According to a report published by Harry Denley, a security researcher for wallet provider MyCrypto, there has been a mismatch in the security keys used by paper wallet creator WalletGenerator. The post revealed that WalletGenerator had been deploying faulty codes as far back as August 2018, before patching the bug on May 23, 2019.
The report clarified that ideally, the site should have an open-source code that is available on GitHub, and the keys generated on the website’s live version should be generated randomly.
However, after testing the live code, certain discrepancies were noticed between the public and private keys- most significantly, the fact that the platform was handing out identical private keys to multiple users.
Denley and his team of researchers went on to test the website using the “Bulk Wallet” generator, and they discovered that after 1,000 key-generation efforts, the GitHub version of the site returned 1,000 unique keys. However, the keys returned by the live code were just 120. These results were sustained, even after the team changed their VPNs and browsers used to run the test.
Move your funds now
The researchers decided to contact WalletGenerator about the potential vulnerability, and while the latter didn’t seem interested in their claims, Denley noted that the problem seemed to have been patched.
Denley went on to recommend that all WalletGenerator users who created their wallets after August 17, 2018, should move their funds to other platforms for the security of their funds, adding that while it seemed that the issue had been rectified, there’s always a possibility of it being re-introduced. At press time, WalletGenerator is yet to issue a statement on the issue.
While a report such as this could serve as an indictment of paper wallets, it’s worth noting that hardware wallets- their chief alternatives- aren’t so secure as well.
Ledger exposes Trezor
Earlier this year, hardware wallet provider Ledger published a report where it detailed vulnerabilities in the devices manufactured by Trezor, one of its chief competitors. According to the study, the vulnerabilities were discovered by Attack Lab, a department at the firm which launches attacks on devices owned by the company and its competitors to identify weaknesses.
Ledger revealed issues with the Trezor One and Trezor T wallets, such as the presence of a backdoor protocol, which would allow would-be imitators to make fake, malware-infested devices. Other vulnerabilities include the possibility of stealing confidential information right from Trezor’s devices, as well as sub-standard counter-attack measures contained in the crypto library of the Trezor One device.

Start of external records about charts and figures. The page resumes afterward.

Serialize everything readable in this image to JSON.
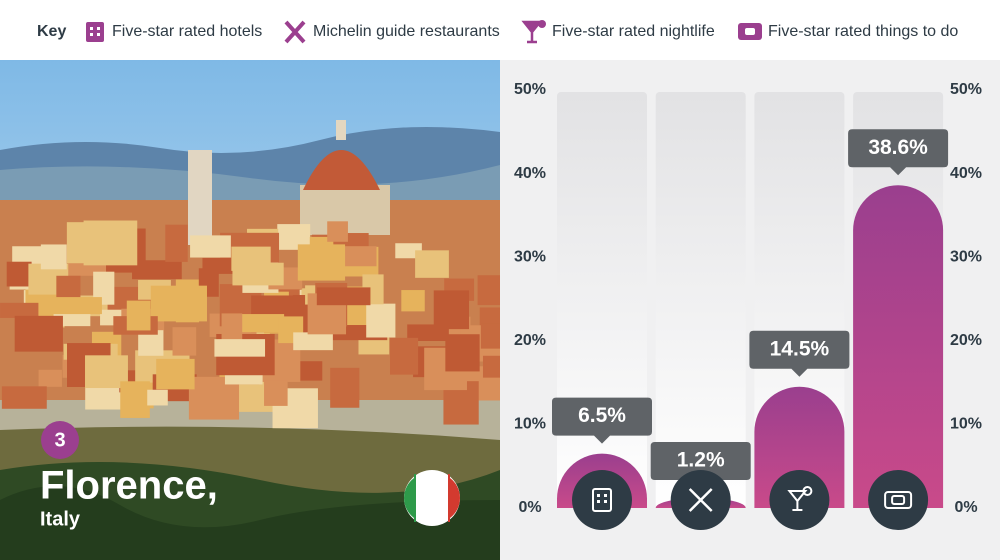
{
  "chart_data": {
    "type": "bar",
    "legend_title": "Key",
    "categories": [
      "Five-star rated hotels",
      "Michelin guide restaurants",
      "Five-star rated nightlife",
      "Five-star rated things to do"
    ],
    "values": [
      6.5,
      1.2,
      14.5,
      38.6
    ],
    "value_labels": [
      "6.5%",
      "1.2%",
      "14.5%",
      "38.6%"
    ],
    "color": "#a8408e",
    "ylim": [
      0,
      50
    ],
    "yticks": [
      {
        "value": 0,
        "label": "0%"
      },
      {
        "value": 10,
        "label": "10%"
      },
      {
        "value": 20,
        "label": "20%"
      },
      {
        "value": 30,
        "label": "30%"
      },
      {
        "value": 40,
        "label": "40%"
      },
      {
        "value": 50,
        "label": "50%"
      }
    ],
    "location": {
      "rank": 3,
      "city": "Florence,",
      "country": "Italy"
    }
  }
}
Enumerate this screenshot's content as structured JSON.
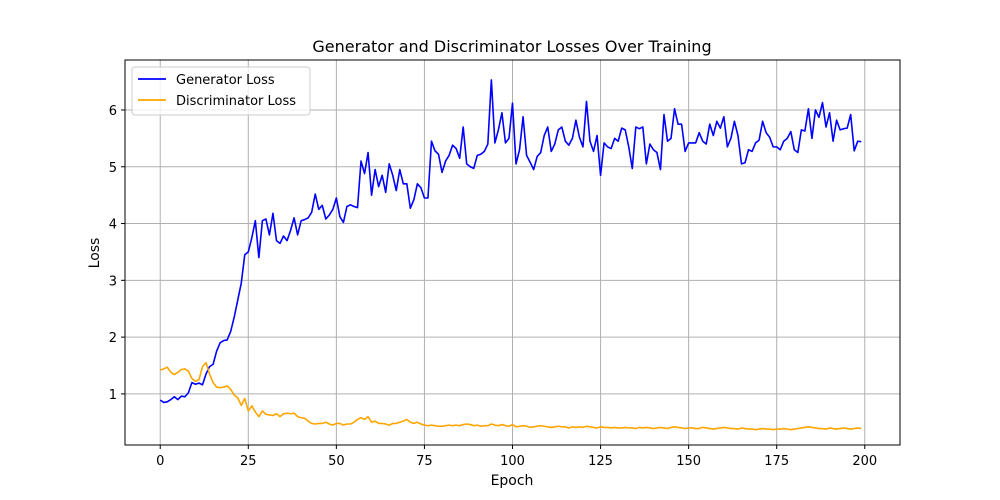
{
  "chart_data": {
    "type": "line",
    "title": "Generator and Discriminator Losses Over Training",
    "xlabel": "Epoch",
    "ylabel": "Loss",
    "xlim": [
      -10,
      210
    ],
    "ylim": [
      0.1,
      6.88
    ],
    "xticks": [
      0,
      25,
      50,
      75,
      100,
      125,
      150,
      175,
      200
    ],
    "yticks": [
      1,
      2,
      3,
      4,
      5,
      6
    ],
    "grid": true,
    "legend_position": "top-left",
    "series": [
      {
        "name": "Generator Loss",
        "color": "#0000ff",
        "x": [
          0,
          1,
          2,
          3,
          4,
          5,
          6,
          7,
          8,
          9,
          10,
          11,
          12,
          13,
          14,
          15,
          16,
          17,
          18,
          19,
          20,
          21,
          22,
          23,
          24,
          25,
          26,
          27,
          28,
          29,
          30,
          31,
          32,
          33,
          34,
          35,
          36,
          37,
          38,
          39,
          40,
          41,
          42,
          43,
          44,
          45,
          46,
          47,
          48,
          49,
          50,
          51,
          52,
          53,
          54,
          55,
          56,
          57,
          58,
          59,
          60,
          61,
          62,
          63,
          64,
          65,
          66,
          67,
          68,
          69,
          70,
          71,
          72,
          73,
          74,
          75,
          76,
          77,
          78,
          79,
          80,
          81,
          82,
          83,
          84,
          85,
          86,
          87,
          88,
          89,
          90,
          91,
          92,
          93,
          94,
          95,
          96,
          97,
          98,
          99,
          100,
          101,
          102,
          103,
          104,
          105,
          106,
          107,
          108,
          109,
          110,
          111,
          112,
          113,
          114,
          115,
          116,
          117,
          118,
          119,
          120,
          121,
          122,
          123,
          124,
          125,
          126,
          127,
          128,
          129,
          130,
          131,
          132,
          133,
          134,
          135,
          136,
          137,
          138,
          139,
          140,
          141,
          142,
          143,
          144,
          145,
          146,
          147,
          148,
          149,
          150,
          151,
          152,
          153,
          154,
          155,
          156,
          157,
          158,
          159,
          160,
          161,
          162,
          163,
          164,
          165,
          166,
          167,
          168,
          169,
          170,
          171,
          172,
          173,
          174,
          175,
          176,
          177,
          178,
          179,
          180,
          181,
          182,
          183,
          184,
          185,
          186,
          187,
          188,
          189,
          190,
          191,
          192,
          193,
          194,
          195,
          196,
          197,
          198,
          199
        ],
        "values": [
          0.89,
          0.85,
          0.86,
          0.9,
          0.95,
          0.9,
          0.96,
          0.95,
          1.02,
          1.2,
          1.17,
          1.19,
          1.16,
          1.35,
          1.48,
          1.52,
          1.75,
          1.9,
          1.94,
          1.95,
          2.1,
          2.35,
          2.65,
          2.95,
          3.45,
          3.5,
          3.75,
          4.05,
          3.4,
          4.05,
          4.08,
          3.8,
          4.18,
          3.7,
          3.65,
          3.78,
          3.7,
          3.88,
          4.1,
          3.8,
          4.05,
          4.07,
          4.1,
          4.2,
          4.52,
          4.25,
          4.32,
          4.08,
          4.15,
          4.25,
          4.45,
          4.12,
          4.02,
          4.3,
          4.33,
          4.3,
          4.28,
          5.1,
          4.88,
          5.25,
          4.5,
          4.95,
          4.65,
          4.85,
          4.55,
          5.05,
          4.85,
          4.58,
          4.95,
          4.7,
          4.7,
          4.27,
          4.42,
          4.7,
          4.63,
          4.45,
          4.45,
          5.45,
          5.28,
          5.22,
          4.9,
          5.1,
          5.2,
          5.38,
          5.32,
          5.15,
          5.7,
          5.05,
          5.0,
          4.97,
          5.2,
          5.22,
          5.27,
          5.4,
          6.53,
          5.42,
          5.65,
          5.95,
          5.42,
          5.5,
          6.12,
          5.05,
          5.3,
          5.88,
          5.2,
          5.08,
          4.95,
          5.18,
          5.25,
          5.55,
          5.7,
          5.27,
          5.4,
          5.65,
          5.7,
          5.45,
          5.38,
          5.5,
          5.82,
          5.52,
          5.35,
          6.15,
          5.45,
          5.27,
          5.55,
          4.85,
          5.42,
          5.35,
          5.32,
          5.5,
          5.45,
          5.68,
          5.65,
          5.35,
          4.97,
          5.7,
          5.67,
          5.7,
          5.05,
          5.4,
          5.3,
          5.25,
          4.95,
          5.92,
          5.45,
          5.5,
          6.02,
          5.75,
          5.75,
          5.27,
          5.42,
          5.42,
          5.42,
          5.6,
          5.45,
          5.4,
          5.75,
          5.55,
          5.8,
          5.68,
          5.88,
          5.35,
          5.5,
          5.8,
          5.55,
          5.05,
          5.07,
          5.3,
          5.27,
          5.42,
          5.47,
          5.8,
          5.6,
          5.52,
          5.35,
          5.35,
          5.3,
          5.45,
          5.5,
          5.62,
          5.3,
          5.25,
          5.65,
          5.63,
          6.02,
          5.5,
          6.0,
          5.87,
          6.13,
          5.7,
          5.95,
          5.45,
          5.82,
          5.65,
          5.67,
          5.68,
          5.92,
          5.28,
          5.45,
          5.44
        ]
      },
      {
        "name": "Discriminator Loss",
        "color": "#ffa500",
        "x": [
          0,
          1,
          2,
          3,
          4,
          5,
          6,
          7,
          8,
          9,
          10,
          11,
          12,
          13,
          14,
          15,
          16,
          17,
          18,
          19,
          20,
          21,
          22,
          23,
          24,
          25,
          26,
          27,
          28,
          29,
          30,
          31,
          32,
          33,
          34,
          35,
          36,
          37,
          38,
          39,
          40,
          41,
          42,
          43,
          44,
          45,
          46,
          47,
          48,
          49,
          50,
          51,
          52,
          53,
          54,
          55,
          56,
          57,
          58,
          59,
          60,
          61,
          62,
          63,
          64,
          65,
          66,
          67,
          68,
          69,
          70,
          71,
          72,
          73,
          74,
          75,
          76,
          77,
          78,
          79,
          80,
          81,
          82,
          83,
          84,
          85,
          86,
          87,
          88,
          89,
          90,
          91,
          92,
          93,
          94,
          95,
          96,
          97,
          98,
          99,
          100,
          101,
          102,
          103,
          104,
          105,
          106,
          107,
          108,
          109,
          110,
          111,
          112,
          113,
          114,
          115,
          116,
          117,
          118,
          119,
          120,
          121,
          122,
          123,
          124,
          125,
          126,
          127,
          128,
          129,
          130,
          131,
          132,
          133,
          134,
          135,
          136,
          137,
          138,
          139,
          140,
          141,
          142,
          143,
          144,
          145,
          146,
          147,
          148,
          149,
          150,
          151,
          152,
          153,
          154,
          155,
          156,
          157,
          158,
          159,
          160,
          161,
          162,
          163,
          164,
          165,
          166,
          167,
          168,
          169,
          170,
          171,
          172,
          173,
          174,
          175,
          176,
          177,
          178,
          179,
          180,
          181,
          182,
          183,
          184,
          185,
          186,
          187,
          188,
          189,
          190,
          191,
          192,
          193,
          194,
          195,
          196,
          197,
          198,
          199
        ],
        "values": [
          1.42,
          1.44,
          1.47,
          1.38,
          1.34,
          1.38,
          1.43,
          1.44,
          1.4,
          1.27,
          1.22,
          1.25,
          1.48,
          1.55,
          1.35,
          1.2,
          1.12,
          1.11,
          1.12,
          1.14,
          1.08,
          0.98,
          0.93,
          0.8,
          0.92,
          0.7,
          0.79,
          0.68,
          0.6,
          0.7,
          0.64,
          0.63,
          0.62,
          0.65,
          0.6,
          0.65,
          0.66,
          0.65,
          0.66,
          0.6,
          0.58,
          0.57,
          0.52,
          0.48,
          0.47,
          0.48,
          0.48,
          0.5,
          0.47,
          0.45,
          0.48,
          0.48,
          0.45,
          0.47,
          0.47,
          0.5,
          0.55,
          0.58,
          0.55,
          0.6,
          0.5,
          0.52,
          0.48,
          0.48,
          0.47,
          0.45,
          0.48,
          0.48,
          0.5,
          0.52,
          0.55,
          0.5,
          0.48,
          0.5,
          0.47,
          0.45,
          0.44,
          0.45,
          0.44,
          0.43,
          0.43,
          0.44,
          0.45,
          0.44,
          0.45,
          0.44,
          0.46,
          0.47,
          0.46,
          0.44,
          0.45,
          0.43,
          0.44,
          0.44,
          0.47,
          0.45,
          0.44,
          0.46,
          0.44,
          0.43,
          0.46,
          0.42,
          0.43,
          0.44,
          0.43,
          0.41,
          0.42,
          0.43,
          0.44,
          0.43,
          0.42,
          0.41,
          0.42,
          0.43,
          0.42,
          0.42,
          0.4,
          0.42,
          0.41,
          0.42,
          0.41,
          0.43,
          0.42,
          0.41,
          0.4,
          0.42,
          0.41,
          0.41,
          0.4,
          0.41,
          0.4,
          0.4,
          0.41,
          0.4,
          0.4,
          0.39,
          0.41,
          0.4,
          0.41,
          0.4,
          0.39,
          0.4,
          0.41,
          0.4,
          0.39,
          0.41,
          0.42,
          0.41,
          0.4,
          0.39,
          0.4,
          0.4,
          0.39,
          0.39,
          0.41,
          0.4,
          0.39,
          0.38,
          0.39,
          0.4,
          0.41,
          0.4,
          0.39,
          0.39,
          0.38,
          0.4,
          0.39,
          0.38,
          0.38,
          0.37,
          0.38,
          0.39,
          0.38,
          0.38,
          0.37,
          0.38,
          0.38,
          0.39,
          0.38,
          0.37,
          0.38,
          0.39,
          0.4,
          0.41,
          0.42,
          0.41,
          0.4,
          0.39,
          0.39,
          0.38,
          0.4,
          0.39,
          0.38,
          0.39,
          0.4,
          0.39,
          0.38,
          0.39,
          0.4,
          0.39
        ]
      }
    ]
  }
}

In a rebuttal statement, Trezor pointed out that none of the weaknesses discovered by Ledger were critical to the hardware wallets themselves. According to the company, it was impossible for any of the vulnerabilities to be exploited remotely, as the would-be attackers would require “physical access to the device, specialized equipment, time, and technical expertise.” Trezor pointed out the result of a survey done in association with crypto wallet Binance, which revealed that 66 percent of users believe that remote wallet attacks are the main problem.
In addition, Trezor highlighted that a $5 wrench attack– a form of theft where a user is compelled to disclose his password- can’t be prevented by the manufacturer’s hardware barriers. Regardless, the probability of attacking a Trezor wallet is still relatively small.